MUSICWEB : Carlos PAÏTA – CHOSTAKOVITCH * BRUCKNER / Symphonie n°8

Dimitri Shostakovich (1906-1975)
Symphonie n°8 op. 65 (1943)
Anton Bruckner (1824-1896)
Symphonie No. 8 (Haas version) (1887)
Orchestre symphonique philharmonique/Carlos Paita
Rec. 1981-82, Kingsway Hall, Londres (Bruckner); lieu non spécifié mais concert en direct (Shostakovich)
Le Palais des Dégustateurs PDD036 [2 CD: 129]

Je comprends que ces lectures ésotériques du répertoire majeur de base, lorsqu’elles sont émises en vinyle dans les années 1980, sont sorties sur Swiss Lodia: le propre label du chef d’orchestre. La famille de Carlos Paita doit être chaleureusement félicitée pour avoir traqué les maîtres à partir desquels les enregistrements actuels ont été tirés et les avoir diffusés sur CD à un public curieux. Pour une fois que la curiosité est récompensée par des interprétations et des enregistrements qui sont enrouement excitants et dynamiques; certainement j’ai trouvé cela pour être le cas avec le Bruckner.

Paita, qui est né à Buenos Aires en 1932, semble être effectivement tombé dans l’oubli et est resté ainsi jusqu’à sa mort à Genève en 2015, et au-delà. De tels phénomènes ne sont pas inouïs: un autre nom et une autre réputation qui sont tombés dans une oubliette similaire, sinon identique, était Loris Tjeknavorian.

Commençons par les contreforts comparatifs. On dit que le Shostakovich 8 de Paita dérive d’une performance en direct. Il est fort et piquant, mais il n’a pas la râpe étudiée et le glamour du Bruckner 8. D’ailleurs il n’y a pas d’applaudissements, et, c’est peut-être mon inattention, mais je n’ai entendu aucun bruit d’audience ou une ambiance étouffante entre les mouvements. Le premier mouvement est néanmoins un long adagio.

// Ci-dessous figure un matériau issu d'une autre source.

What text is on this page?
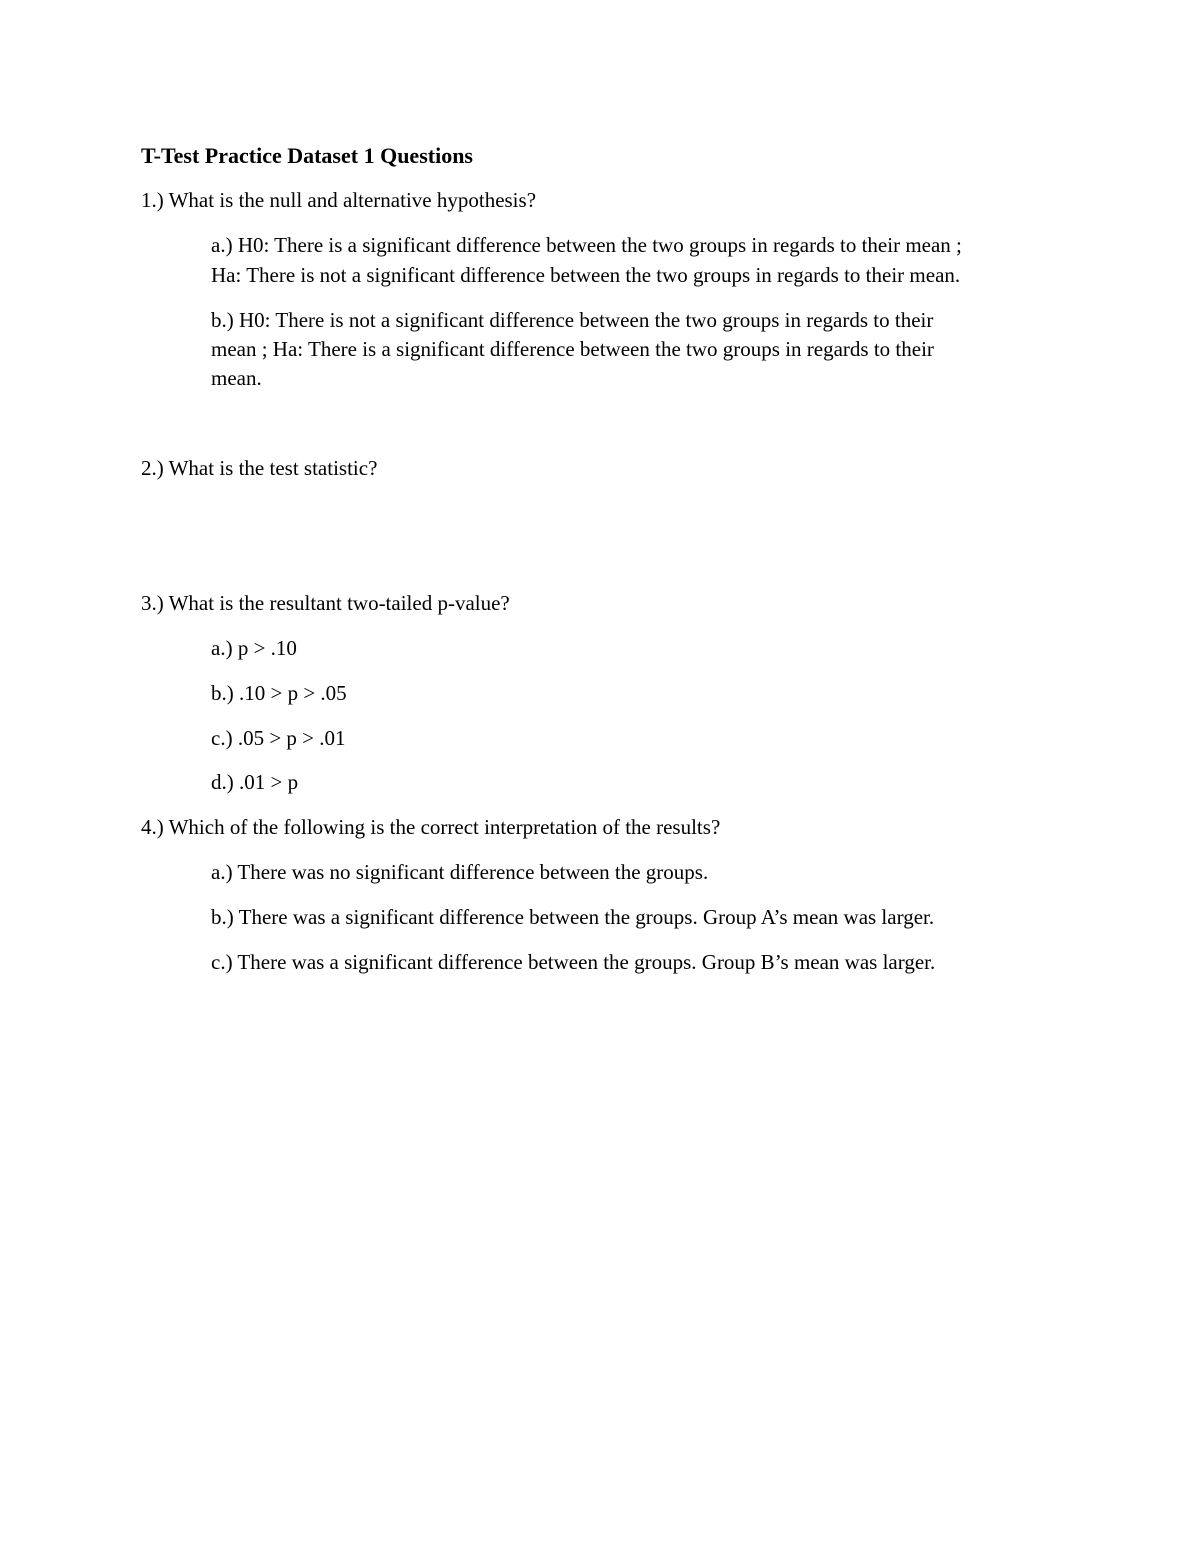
T-Test Practice Dataset 1 Questions
1.) What is the null and alternative hypothesis?
a.) H0: There is a significant difference between the two groups in regards to their mean ;
Ha: There is not a significant difference between the two groups in regards to their mean.
b.) H0: There is not a significant difference between the two groups in regards to their
mean ; Ha: There is a significant difference between the two groups in regards to their
mean.
2.) What is the test statistic?
3.) What is the resultant two-tailed p-value?
a.) p > .10
b.) .10 > p > .05
c.) .05 > p > .01
d.) .01 > p
4.) Which of the following is the correct interpretation of the results?
a.) There was no significant difference between the groups.
b.) There was a significant difference between the groups. Group A’s mean was larger.
c.) There was a significant difference between the groups. Group B’s mean was larger.
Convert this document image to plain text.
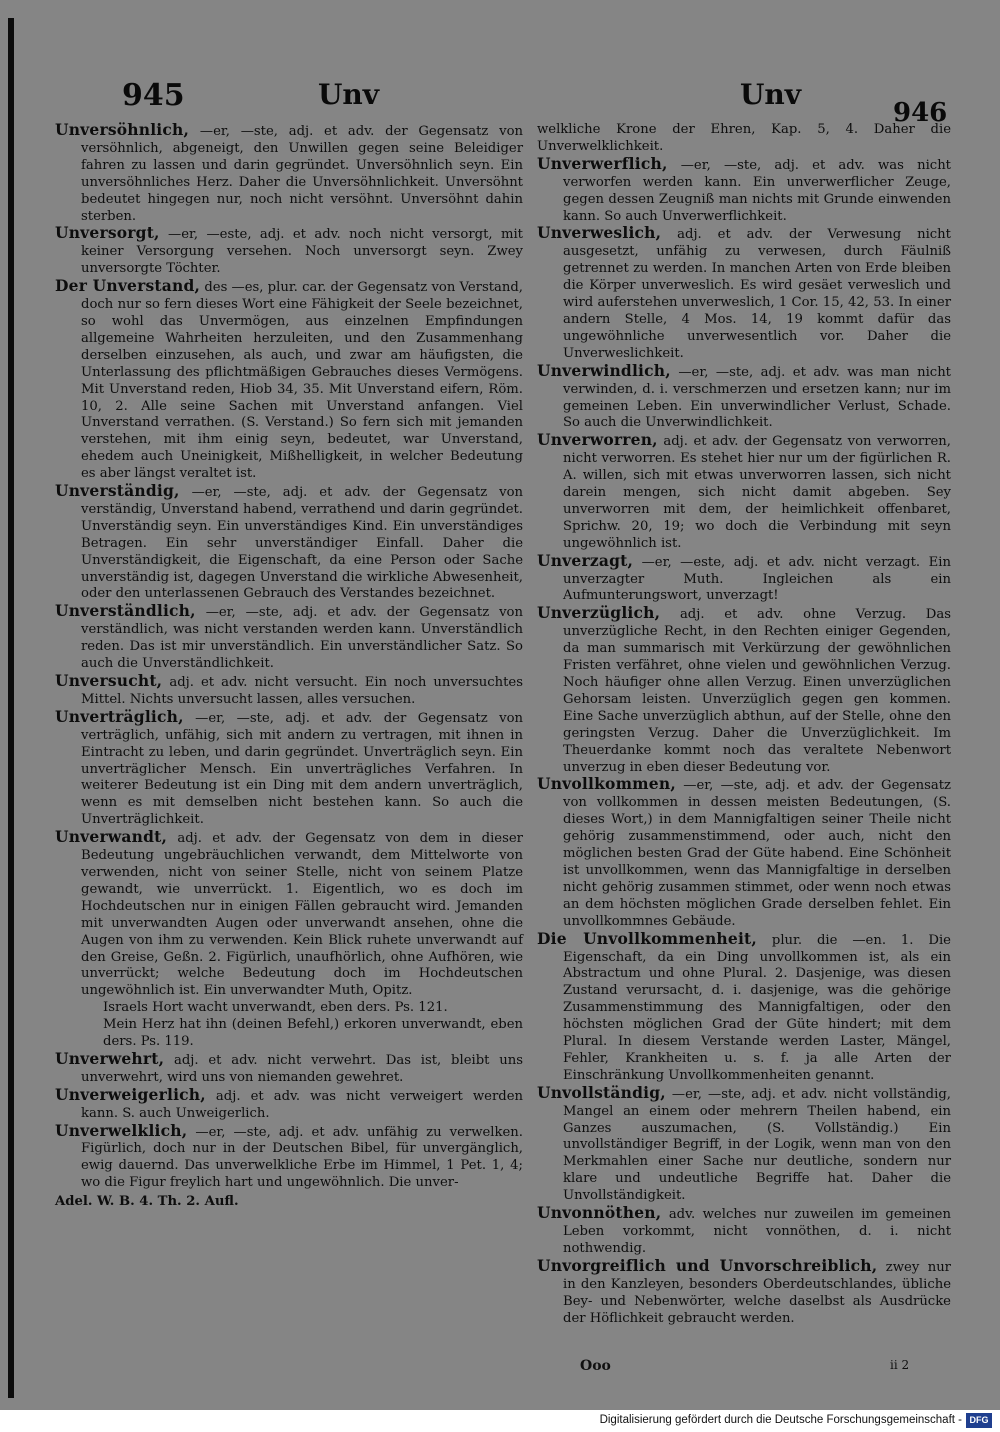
945	Unv	Unv
946
Unversöhnlich, —er, —ste, adj. et adv. der Gegensatz von versöhnlich, abgeneigt, den Unwillen gegen seine Beleidiger fahren zu lassen und darin gegründet. Unversöhnlich seyn. Ein unversöhnliches Herz. Daher die Unversöhnlichkeit. Unversöhnt bedeutet hingegen nur, noch nicht versöhnt. Unversöhnt dahin sterben.
Unversorgt, —er, —este, adj. et adv. noch nicht versorgt, mit keiner Versorgung versehen. Noch unversorgt seyn. Zwey unversorgte Töchter.
Der Unverstand, des —es, plur. car. der Gegensatz von Verstand, doch nur so fern dieses Wort eine Fähigkeit der Seele bezeichnet, so wohl das Unvermögen, aus einzelnen Empfindungen allgemeine Wahrheiten herzuleiten, und den Zusammenhang derselben einzusehen, als auch, und zwar am häufigsten, die Unterlassung des pflichtmäßigen Gebrauches dieses Vermögens. Mit Unverstand reden, Hiob 34, 35. Mit Unverstand eifern, Röm. 10, 2. Alle seine Sachen mit Unverstand anfangen. Viel Unverstand verrathen. (S. Verstand.) So fern sich mit jemanden verstehen, mit ihm einig seyn, bedeutet, war Unverstand, ehedem auch Uneinigkeit, Mißhelligkeit, in welcher Bedeutung es aber längst veraltet ist.
Unverständig, —er, —ste, adj. et adv. der Gegensatz von verständig, Unverstand habend, verrathend und darin gegründet. Unverständig seyn. Ein unverständiges Kind. Ein unverständiges Betragen. Ein sehr unverständiger Einfall. Daher die Unverständigkeit, die Eigenschaft, da eine Person oder Sache unverständig ist, dagegen Unverstand die wirkliche Abwesenheit, oder den unterlassenen Gebrauch des Verstandes bezeichnet.
Unverständlich, —er, —ste, adj. et adv. der Gegensatz von verständlich, was nicht verstanden werden kann. Unverständlich reden. Das ist mir unverständlich. Ein unverständlicher Satz. So auch die Unverständlichkeit.
Unversucht, adj. et adv. nicht versucht. Ein noch unversuchtes Mittel. Nichts unversucht lassen, alles versuchen.
Unverträglich, —er, —ste, adj. et adv. der Gegensatz von verträglich, unfähig, sich mit andern zu vertragen, mit ihnen in Eintracht zu leben, und darin gegründet. Unverträglich seyn. Ein unverträglicher Mensch. Ein unverträgliches Verfahren. In weiterer Bedeutung ist ein Ding mit dem andern unverträglich, wenn es mit demselben nicht bestehen kann. So auch die Unverträglichkeit.
Unverwandt, adj. et adv. der Gegensatz von dem in dieser Bedeutung ungebräuchlichen verwandt, dem Mittelworte von verwenden, nicht von seiner Stelle, nicht von seinem Platze gewandt, wie unverrückt. 1. Eigentlich, wo es doch im Hochdeutschen nur in einigen Fällen gebraucht wird. Jemanden mit unverwandten Augen oder unverwandt ansehen, ohne die Augen von ihm zu verwenden. Kein Blick ruhete unverwandt auf den Greise, Geßn. 2. Figürlich, unaufhörlich, ohne Aufhören, wie unverrückt; welche Bedeutung doch im Hochdeutschen ungewöhnlich ist. Ein unverwandter Muth, Opitz.
Israels Hort wacht unverwandt, eben ders. Ps. 121.
Mein Herz hat ihn (deinen Befehl,) erkoren unverwandt, eben ders. Ps. 119.
Unverwehrt, adj. et adv. nicht verwehrt. Das ist, bleibt uns unverwehrt, wird uns von niemanden gewehret.
Unverweigerlich, adj. et adv. was nicht verweigert werden kann. S. auch Unweigerlich.
Unverwelklich, —er, —ste, adj. et adv. unfähig zu verwelken. Figürlich, doch nur in der Deutschen Bibel, für unvergänglich, ewig dauernd. Das unverwelkliche Erbe im Himmel, 1 Pet. 1, 4; wo die Figur freylich hart und ungewöhnlich. Die unver-
Adel. W. B. 4. Th. 2. Aufl.
welkliche Krone der Ehren, Kap. 5, 4. Daher die Unverwelklichkeit.
Unverwerflich, —er, —ste, adj. et adv. was nicht verworfen werden kann. Ein unverwerflicher Zeuge, gegen dessen Zeugniß man nichts mit Grunde einwenden kann. So auch Unverwerflichkeit.
Unverweslich, adj. et adv. der Verwesung nicht ausgesetzt, unfähig zu verwesen, durch Fäulniß getrennet zu werden. In manchen Arten von Erde bleiben die Körper unverweslich. Es wird gesäet verweslich und wird auferstehen unverweslich, 1 Cor. 15, 42, 53. In einer andern Stelle, 4 Mos. 14, 19 kommt dafür das ungewöhnliche unverwesentlich vor. Daher die Unverweslichkeit.
Unverwindlich, —er, —ste, adj. et adv. was man nicht verwinden, d. i. verschmerzen und ersetzen kann; nur im gemeinen Leben. Ein unverwindlicher Verlust, Schade. So auch die Unverwindlichkeit.
Unverworren, adj. et adv. der Gegensatz von verworren, nicht verworren. Es stehet hier nur um der figürlichen R. A. willen, sich mit etwas unverworren lassen, sich nicht darein mengen, sich nicht damit abgeben. Sey unverworren mit dem, der heimlichkeit offenbaret, Sprichw. 20, 19; wo doch die Verbindung mit seyn ungewöhnlich ist.
Unverzagt, —er, —este, adj. et adv. nicht verzagt. Ein unverzagter Muth. Ingleichen als ein Aufmunterungswort, unverzagt!
Unverzüglich, adj. et adv. ohne Verzug. Das unverzügliche Recht, in den Rechten einiger Gegenden, da man summarisch mit Verkürzung der gewöhnlichen Fristen verfähret, ohne vielen und gewöhnlichen Verzug. Noch häufiger ohne allen Verzug. Einen unverzüglichen Gehorsam leisten. Unverzüglich gegen gen kommen. Eine Sache unverzüglich abthun, auf der Stelle, ohne den geringsten Verzug. Daher die Unverzüglichkeit. Im Theuerdanke kommt noch das veraltete Nebenwort unverzug in eben dieser Bedeutung vor.
Unvollkommen, —er, —ste, adj. et adv. der Gegensatz von vollkommen in dessen meisten Bedeutungen, (S. dieses Wort,) in dem Mannigfaltigen seiner Theile nicht gehörig zusammenstimmend, oder auch, nicht den möglichen besten Grad der Güte habend. Eine Schönheit ist unvollkommen, wenn das Mannigfaltige in derselben nicht gehörig zusammen stimmet, oder wenn noch etwas an dem höchsten möglichen Grade derselben fehlet. Ein unvollkommnes Gebäude.
Die Unvollkommenheit, plur. die —en. 1. Die Eigenschaft, da ein Ding unvollkommen ist, als ein Abstractum und ohne Plural. 2. Dasjenige, was diesen Zustand verursacht, d. i. dasjenige, was die gehörige Zusammenstimmung des Mannigfaltigen, oder den höchsten möglichen Grad der Güte hindert; mit dem Plural. In diesem Verstande werden Laster, Mängel, Fehler, Krankheiten u. s. f. ja alle Arten der Einschränkung Unvollkommenheiten genannt.
Unvollständig, —er, —ste, adj. et adv. nicht vollständig, Mangel an einem oder mehrern Theilen habend, ein Ganzes auszumachen, (S. Vollständig.) Ein unvollständiger Begriff, in der Logik, wenn man von den Merkmahlen einer Sache nur deutliche, sondern nur klare und undeutliche Begriffe hat. Daher die Unvollständigkeit.
Unvonnöthen, adv. welches nur zuweilen im gemeinen Leben vorkommt, nicht vonnöthen, d. i. nicht nothwendig.
Unvorgreiflich und Unvorschreiblich, zwey nur in den Kanzleyen, besonders Oberdeutschlandes, übliche Bey- und Nebenwörter, welche daselbst als Ausdrücke der Höflichkeit gebraucht werden.
Ooo	ii 2
Digitalisierung gefördert durch die Deutsche Forschungsgemeinschaft - DFG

Vous pouvez certainement choisir toute la dynamique de fff à ppp, mais où est le bord affronté en acier? Dans le troisième mouvement, le son du gong «cataclysme» à 6:05 est vivant avec impact. La charge électrique du Bruckner ne se trouve pas dans le Shostakovich de Paita. Au fait, on ne nous dit pas la salle ou la date exacte du concert de Chostakovich.

En revanche, le Bruckner 8 de Paita s’envole assez bien dans l’édition Robert Haas. Malgré tout, à mes oreilles, cela semble adroitement rythmé. Jouer est élémentaire, surtout à partir des bancs de cuivres et je dis ceci si les joueurs sont pris en plein vol prolongé de talon ou en subtilité miellée. La propagation stéréo vous fera exciter car elle retrace de manière pointue le « rebond » d’autre et de « rebond » du deuxième mouvement rapide, où il n’y a que quelques points où le progrès a senti un acarien se précipiter. La profondeur avant-arrière est également bonne. Une grande illusion auditive; un tel aspect ajoute de la profondeur, de la poignance et de l’adrénaline à l’enregistrement, qui dans ce cas est un événement plutôt qu’un exercice. Dans la finale de 21 minutes, la magnificence brûlée et fredonnée de l’orchestre est superbement prise. La basse a la conviction et une qualité baryonnale naturellement soulignée.

Ce Bruckner est du côté « calculé » mais n’est pas de nature à amortir la réponse du cœur – au contraire. La salle Kingsway Hall – un « temple du son » de Decca/Londres – ne fait qu’améliorer les attractions de la musique. Je ne cesse de revenir au son qui est d’une telle résilience pellucide que vous pourriez, j’en suis sûr, retranscrire la partition complète en entendant cet enregistrement. Chaque détail semble être fier: pas de flou, pas de smog, pas de généralisation mate. Superbe son pour un enregistrement vieux de plus de quarante ans. Je vais prendre un petit risque et garantir qu’après avoir entendu ce disque une fois que vous le rejouerez rapidement: soit le tout, soit certains mouvements.

Le Bruckner, pour moi, c’est le point de vente du signal de ce disque. C’est étonnamment bon.